Chronic noise-induced Alzheimer’s disease (AD)-like pathological alterations in SAMP8 mice. ad Quantification of soluble and insoluble Aβ1-40 and Aβ1-42 levels by ELISA. e The expression of total tau and hyperphosphorylated tau in SAMP8 mice. fh The density of the immunoreactive bands was quantified and represented as a percent change relative to the control. GAPDH was used as a loading control. Data were expressed as the mean ± standard deviation (n = 6 per group). Results were normalized as the control = 100%

Tau phosphorylation levels were assessed by quantitative immunoblot analyses of cortical extracts from individual mouse in each group after the end of the 30-day experiment period (Fig. 1e, f). In comparison with those in the control group, the levels of tau phosphorylated at Ser202 and Ser404 in the noise group were significantly increased (Fig. 1g, h). These data suggested that chronic noise exposure accelerated AD-like pathological alterations in the SAMP8 mice.

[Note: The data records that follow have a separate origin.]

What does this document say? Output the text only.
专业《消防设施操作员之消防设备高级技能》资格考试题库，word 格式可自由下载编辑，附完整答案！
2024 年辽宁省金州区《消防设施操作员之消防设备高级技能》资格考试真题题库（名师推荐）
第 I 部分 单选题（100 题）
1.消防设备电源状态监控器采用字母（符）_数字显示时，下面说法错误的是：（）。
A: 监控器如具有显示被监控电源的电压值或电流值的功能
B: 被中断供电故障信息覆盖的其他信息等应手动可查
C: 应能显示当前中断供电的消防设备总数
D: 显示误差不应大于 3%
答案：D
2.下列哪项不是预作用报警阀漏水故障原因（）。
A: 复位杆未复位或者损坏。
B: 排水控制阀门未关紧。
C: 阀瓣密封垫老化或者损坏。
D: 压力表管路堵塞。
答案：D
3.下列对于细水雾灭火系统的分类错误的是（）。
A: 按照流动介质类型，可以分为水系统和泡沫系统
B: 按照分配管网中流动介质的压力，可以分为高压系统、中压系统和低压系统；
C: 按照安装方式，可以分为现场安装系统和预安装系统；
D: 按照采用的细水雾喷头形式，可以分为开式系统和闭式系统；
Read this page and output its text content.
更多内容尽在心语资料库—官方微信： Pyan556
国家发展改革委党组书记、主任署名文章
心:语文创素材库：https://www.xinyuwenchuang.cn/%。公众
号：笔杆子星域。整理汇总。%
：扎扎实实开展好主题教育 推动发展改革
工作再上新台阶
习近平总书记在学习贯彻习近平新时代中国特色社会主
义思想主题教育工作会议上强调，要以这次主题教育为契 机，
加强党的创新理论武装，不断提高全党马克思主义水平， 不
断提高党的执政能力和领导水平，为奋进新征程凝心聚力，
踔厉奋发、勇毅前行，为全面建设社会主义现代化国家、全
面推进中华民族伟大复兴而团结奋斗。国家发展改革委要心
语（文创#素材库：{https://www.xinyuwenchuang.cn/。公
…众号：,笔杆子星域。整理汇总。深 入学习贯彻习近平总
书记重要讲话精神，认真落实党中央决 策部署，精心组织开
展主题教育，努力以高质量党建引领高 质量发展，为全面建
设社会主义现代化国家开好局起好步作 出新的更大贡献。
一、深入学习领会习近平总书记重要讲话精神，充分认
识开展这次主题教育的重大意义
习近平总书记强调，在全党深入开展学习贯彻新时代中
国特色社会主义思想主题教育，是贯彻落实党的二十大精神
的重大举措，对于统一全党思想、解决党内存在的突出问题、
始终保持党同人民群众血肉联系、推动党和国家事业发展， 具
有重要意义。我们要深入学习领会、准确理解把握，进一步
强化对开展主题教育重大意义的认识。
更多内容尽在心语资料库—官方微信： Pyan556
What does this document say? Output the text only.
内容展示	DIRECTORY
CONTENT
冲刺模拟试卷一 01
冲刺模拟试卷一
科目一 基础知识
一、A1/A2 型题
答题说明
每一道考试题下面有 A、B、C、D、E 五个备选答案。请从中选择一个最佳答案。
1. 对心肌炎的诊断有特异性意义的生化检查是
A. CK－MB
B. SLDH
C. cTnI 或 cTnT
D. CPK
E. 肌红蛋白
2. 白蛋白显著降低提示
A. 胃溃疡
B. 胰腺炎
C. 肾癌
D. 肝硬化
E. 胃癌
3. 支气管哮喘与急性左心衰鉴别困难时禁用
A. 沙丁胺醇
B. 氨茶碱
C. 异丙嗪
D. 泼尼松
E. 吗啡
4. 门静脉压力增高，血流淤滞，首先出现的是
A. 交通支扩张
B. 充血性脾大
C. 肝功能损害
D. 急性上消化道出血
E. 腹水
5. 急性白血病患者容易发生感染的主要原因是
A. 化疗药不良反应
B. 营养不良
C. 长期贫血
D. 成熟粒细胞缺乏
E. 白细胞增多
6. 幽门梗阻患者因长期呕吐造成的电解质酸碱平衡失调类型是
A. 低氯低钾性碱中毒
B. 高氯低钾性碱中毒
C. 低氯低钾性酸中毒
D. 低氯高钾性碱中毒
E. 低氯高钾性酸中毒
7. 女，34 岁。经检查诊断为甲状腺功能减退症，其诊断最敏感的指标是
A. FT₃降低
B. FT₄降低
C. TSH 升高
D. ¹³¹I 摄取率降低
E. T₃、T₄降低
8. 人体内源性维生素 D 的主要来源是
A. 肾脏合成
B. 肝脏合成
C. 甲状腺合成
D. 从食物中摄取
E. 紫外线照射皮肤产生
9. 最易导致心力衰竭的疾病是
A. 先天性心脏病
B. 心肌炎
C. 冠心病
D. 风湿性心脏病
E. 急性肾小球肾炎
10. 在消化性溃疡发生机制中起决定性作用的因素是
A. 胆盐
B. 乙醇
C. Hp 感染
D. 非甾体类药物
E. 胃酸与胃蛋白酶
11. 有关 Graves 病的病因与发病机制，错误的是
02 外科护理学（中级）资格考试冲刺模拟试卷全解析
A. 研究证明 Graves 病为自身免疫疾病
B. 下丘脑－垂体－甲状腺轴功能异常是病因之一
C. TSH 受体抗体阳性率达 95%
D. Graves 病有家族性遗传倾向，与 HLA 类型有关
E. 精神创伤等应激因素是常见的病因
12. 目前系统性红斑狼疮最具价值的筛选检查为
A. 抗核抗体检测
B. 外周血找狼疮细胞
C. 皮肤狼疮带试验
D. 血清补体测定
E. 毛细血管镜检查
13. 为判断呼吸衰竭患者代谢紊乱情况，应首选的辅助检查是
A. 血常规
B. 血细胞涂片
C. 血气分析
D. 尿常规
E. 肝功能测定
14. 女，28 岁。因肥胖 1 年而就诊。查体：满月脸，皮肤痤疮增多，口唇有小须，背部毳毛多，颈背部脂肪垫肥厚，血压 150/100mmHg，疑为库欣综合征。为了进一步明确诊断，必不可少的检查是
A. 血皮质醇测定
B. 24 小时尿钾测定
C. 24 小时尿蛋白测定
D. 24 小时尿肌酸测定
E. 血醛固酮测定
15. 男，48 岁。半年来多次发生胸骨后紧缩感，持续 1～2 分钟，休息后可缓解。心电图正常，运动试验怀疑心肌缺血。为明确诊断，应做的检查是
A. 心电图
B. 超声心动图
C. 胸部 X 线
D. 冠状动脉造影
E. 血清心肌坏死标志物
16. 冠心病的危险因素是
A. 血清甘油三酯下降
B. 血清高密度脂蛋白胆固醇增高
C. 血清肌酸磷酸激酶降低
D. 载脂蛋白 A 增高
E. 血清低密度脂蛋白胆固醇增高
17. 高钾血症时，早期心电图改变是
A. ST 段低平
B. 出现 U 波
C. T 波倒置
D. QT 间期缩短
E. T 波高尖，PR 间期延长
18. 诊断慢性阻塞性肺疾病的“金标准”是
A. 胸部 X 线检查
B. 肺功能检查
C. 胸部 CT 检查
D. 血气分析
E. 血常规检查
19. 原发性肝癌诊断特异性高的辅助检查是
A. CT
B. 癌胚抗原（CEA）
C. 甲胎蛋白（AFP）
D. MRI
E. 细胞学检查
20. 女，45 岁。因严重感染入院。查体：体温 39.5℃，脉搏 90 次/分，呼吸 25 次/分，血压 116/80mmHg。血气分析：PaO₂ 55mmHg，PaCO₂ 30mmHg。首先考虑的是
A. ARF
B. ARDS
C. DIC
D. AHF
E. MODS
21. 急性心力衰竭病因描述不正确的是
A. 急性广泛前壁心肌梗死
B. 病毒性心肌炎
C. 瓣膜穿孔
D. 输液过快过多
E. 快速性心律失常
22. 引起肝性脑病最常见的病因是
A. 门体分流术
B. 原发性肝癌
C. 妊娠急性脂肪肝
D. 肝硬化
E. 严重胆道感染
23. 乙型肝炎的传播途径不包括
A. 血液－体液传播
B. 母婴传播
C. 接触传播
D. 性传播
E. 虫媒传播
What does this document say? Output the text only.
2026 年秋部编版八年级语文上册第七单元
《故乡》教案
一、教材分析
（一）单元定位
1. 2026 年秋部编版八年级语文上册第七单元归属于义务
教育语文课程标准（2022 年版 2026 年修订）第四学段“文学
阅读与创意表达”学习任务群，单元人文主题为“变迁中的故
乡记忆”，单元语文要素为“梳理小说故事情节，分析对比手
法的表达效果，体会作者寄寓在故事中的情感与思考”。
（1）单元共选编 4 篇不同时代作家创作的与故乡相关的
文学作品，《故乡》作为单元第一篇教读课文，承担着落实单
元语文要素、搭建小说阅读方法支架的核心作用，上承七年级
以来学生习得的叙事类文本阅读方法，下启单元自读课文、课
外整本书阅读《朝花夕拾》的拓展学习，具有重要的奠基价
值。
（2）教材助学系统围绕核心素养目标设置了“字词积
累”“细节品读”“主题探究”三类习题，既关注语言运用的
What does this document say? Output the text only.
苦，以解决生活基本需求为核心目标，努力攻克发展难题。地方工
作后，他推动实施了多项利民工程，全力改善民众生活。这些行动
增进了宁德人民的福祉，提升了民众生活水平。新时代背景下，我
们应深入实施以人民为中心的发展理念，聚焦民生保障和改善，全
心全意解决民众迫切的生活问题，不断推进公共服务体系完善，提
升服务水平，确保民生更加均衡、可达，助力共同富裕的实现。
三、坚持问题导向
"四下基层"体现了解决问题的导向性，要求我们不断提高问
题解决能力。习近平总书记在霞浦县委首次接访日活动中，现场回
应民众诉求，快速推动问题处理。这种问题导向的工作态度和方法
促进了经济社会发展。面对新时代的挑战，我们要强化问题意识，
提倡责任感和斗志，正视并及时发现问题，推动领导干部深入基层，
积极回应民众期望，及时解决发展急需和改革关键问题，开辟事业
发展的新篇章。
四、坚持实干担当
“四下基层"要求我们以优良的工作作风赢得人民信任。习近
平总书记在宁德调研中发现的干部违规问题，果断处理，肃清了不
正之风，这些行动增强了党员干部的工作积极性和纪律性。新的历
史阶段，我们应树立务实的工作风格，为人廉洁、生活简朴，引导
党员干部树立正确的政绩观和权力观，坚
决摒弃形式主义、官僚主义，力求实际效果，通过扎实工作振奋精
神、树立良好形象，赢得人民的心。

Functional enrichment analysis

A total of 161,813,829 raw reads (80,365,338 for the noise group and 81,448,491 for the control group) were generated. After discarding the reads with adapters, poly-N > 10%, and any other possible contaminants, 156,995,998 clean reads (78,392,394 for the noise group and 78,603,604 for the control group) were obtained. The clean reads were mapped to the mouse reference genome, and the mapping rates were approximately 92.93% and 93.53% for the noise and control group mice, respectively. The cufflink results indicated 30,673 protein-coding transcripts. These mRNAs were used for subsequent analysis.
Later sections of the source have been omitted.